Kim Jong Il wafat karena serangan jantung, Sabtu 17 Desember 2011 pukul 08.30 WIB, di atas kereta. Pemimpin Korea Utara itu baru saja inspeksi ke lapangan.
Kematian pemimpin Kim pada Sabtu itu diumumkan oleh media pemerintah pada hari Senin 19 Desember 2011 oleh kantor berita resmi Korea Utara atau Korean Central News Agency (KCNA).
Jenazah Kim akan disemayamkan di Kumsusan Memorial Palace di Pyongyang sebelum dimakamkan pada 28 Desember. Selama 11 hari berkabung itu, kegiatan berbau hiburan dilarang digelar. Pemerintah juga tidak menerima ucapan belasungkawa dari negara asing.
Saat pemakaman Kim, pemerintah Korea Utara memerintahkan 24 juta warganya berbaris di belakang putra pemimpin Korea Utara, Kim Jong-un. Pada hari itu juga, Jong-un akan naik takhta menggantikan ayahnya.
"Di bawah pimpinan Kamerad Kim Jong-un, kami harus mengubah kesedihan menjadi kekuatan dan keberanian untuk menghadapi segala bentuk tantangan di masa depan," kata KCNA.

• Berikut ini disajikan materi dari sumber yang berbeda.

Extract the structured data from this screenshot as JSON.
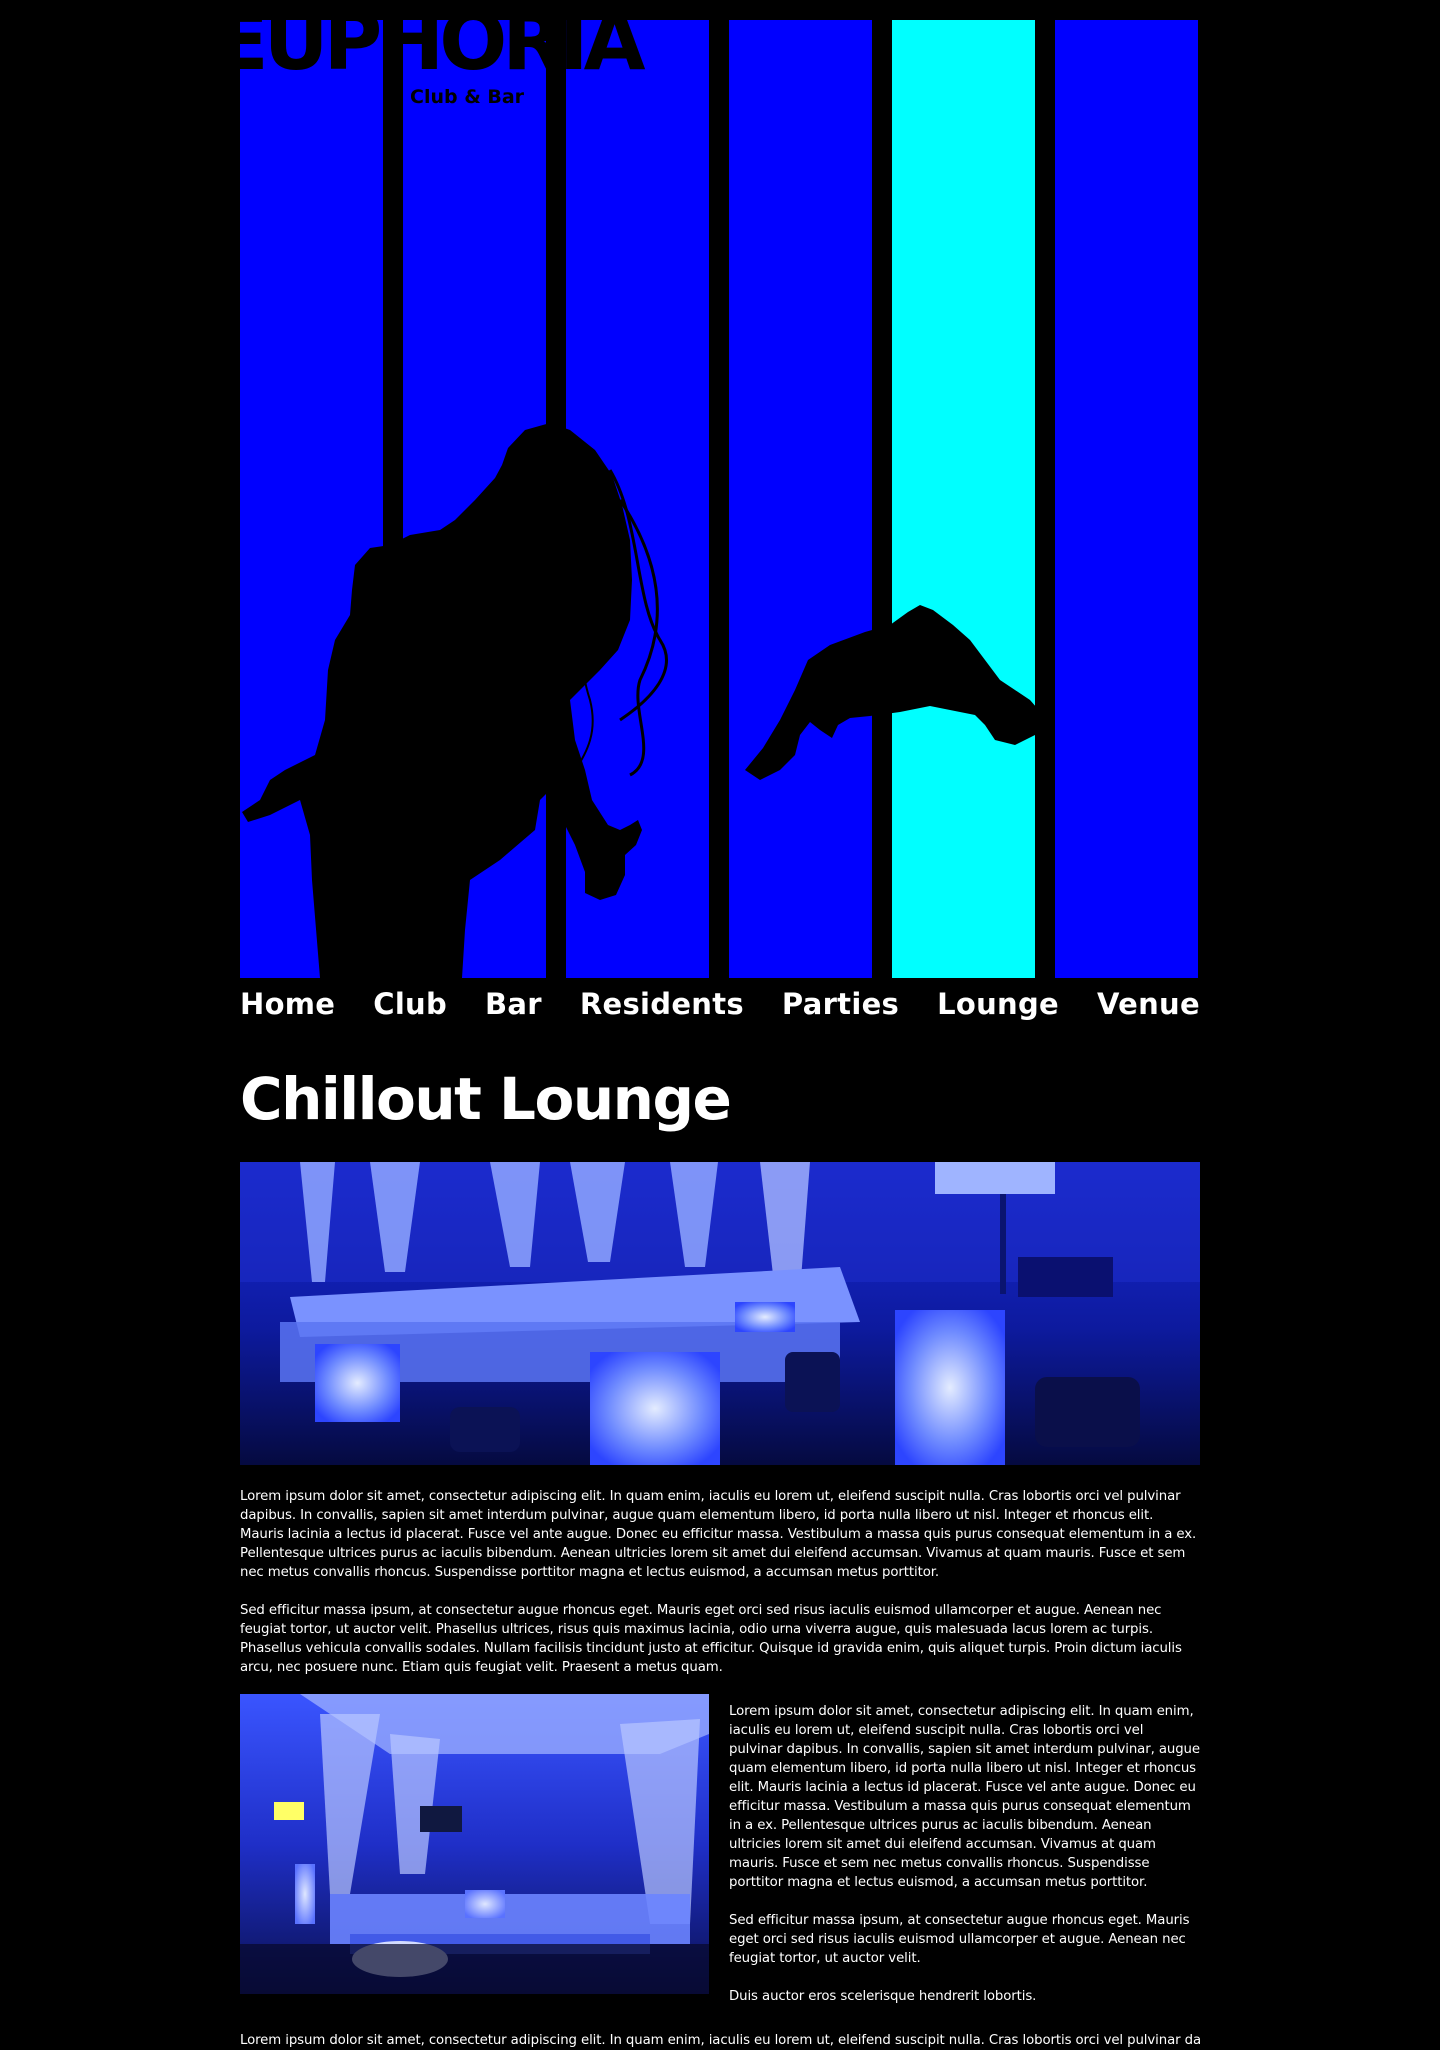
{
  "header": {
    "logo_text": "EUPHORIA",
    "tagline": "Club & Bar",
    "accent_color": "#0000ff",
    "active_bar_color": "#00ffff"
  },
  "nav": {
    "items": [
      {
        "label": "Home"
      },
      {
        "label": "Club"
      },
      {
        "label": "Bar"
      },
      {
        "label": "Residents"
      },
      {
        "label": "Parties"
      },
      {
        "label": "Lounge"
      },
      {
        "label": "Venue"
      }
    ]
  },
  "main": {
    "title": "Chillout Lounge",
    "images": {
      "lounge_photo_icon": "photo-lounge-seating",
      "tent_photo_icon": "photo-tent-lounge"
    },
    "paragraphs": [
      "Lorem ipsum dolor sit amet, consectetur adipiscing elit. In quam enim, iaculis eu lorem ut, eleifend suscipit nulla. Cras lobortis orci vel pulvinar dapibus. In convallis, sapien sit amet interdum pulvinar, augue quam elementum libero, id porta nulla libero ut nisl. Integer et rhoncus elit. Mauris lacinia a lectus id placerat. Fusce vel ante augue. Donec eu efficitur massa. Vestibulum a massa quis purus consequat elementum in a ex. Pellentesque ultrices purus ac iaculis bibendum. Aenean ultricies lorem sit amet dui eleifend accumsan. Vivamus at quam mauris. Fusce et sem nec metus convallis rhoncus. Suspendisse porttitor magna et lectus euismod, a accumsan metus porttitor.",
      "Sed efficitur massa ipsum, at consectetur augue rhoncus eget. Mauris eget orci sed risus iaculis euismod ullamcorper et augue. Aenean nec feugiat tortor, ut auctor velit. Phasellus ultrices, risus quis maximus lacinia, odio urna viverra augue, quis malesuada lacus lorem ac turpis. Phasellus vehicula convallis sodales. Nullam facilisis tincidunt justo at efficitur. Quisque id gravida enim, quis aliquet turpis. Proin dictum iaculis arcu, nec posuere nunc. Etiam quis feugiat velit. Praesent a metus quam."
    ],
    "side_paragraphs": [
      "Lorem ipsum dolor sit amet, consectetur adipiscing elit. In quam enim, iaculis eu lorem ut, eleifend suscipit nulla. Cras lobortis orci vel pulvinar dapibus. In convallis, sapien sit amet interdum pulvinar, augue quam elementum libero, id porta nulla libero ut nisl. Integer et rhoncus elit. Mauris lacinia a lectus id placerat. Fusce vel ante augue. Donec eu efficitur massa. Vestibulum a massa quis purus consequat elementum in a ex. Pellentesque ultrices purus ac iaculis bibendum. Aenean ultricies lorem sit amet dui eleifend accumsan. Vivamus at quam mauris. Fusce et sem nec metus convallis rhoncus. Suspendisse porttitor magna et lectus euismod, a accumsan metus porttitor.",
      "Sed efficitur massa ipsum, at consectetur augue rhoncus eget. Mauris eget orci sed risus iaculis euismod ullamcorper et augue. Aenean nec feugiat tortor, ut auctor velit.",
      "Duis auctor eros scelerisque hendrerit lobortis."
    ],
    "footer_paragraph": "Lorem ipsum dolor sit amet, consectetur adipiscing elit. In quam enim, iaculis eu lorem ut, eleifend suscipit nulla. Cras lobortis orci vel pulvinar dapibus."
  }
}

Kim Jong-un merupakan putra ketiga dari Kim Jong-Il yang menjabat sebagai jenderal muda di Korea Utara. Jong-un disebut-sebut sebagai pengganti ayahnya oleh media setelah Kim Jong-Il menderita stroke. Jong-un juga sering menemani ayahnya ketika mengadakan lawatan di beberapa negara belakangan ini.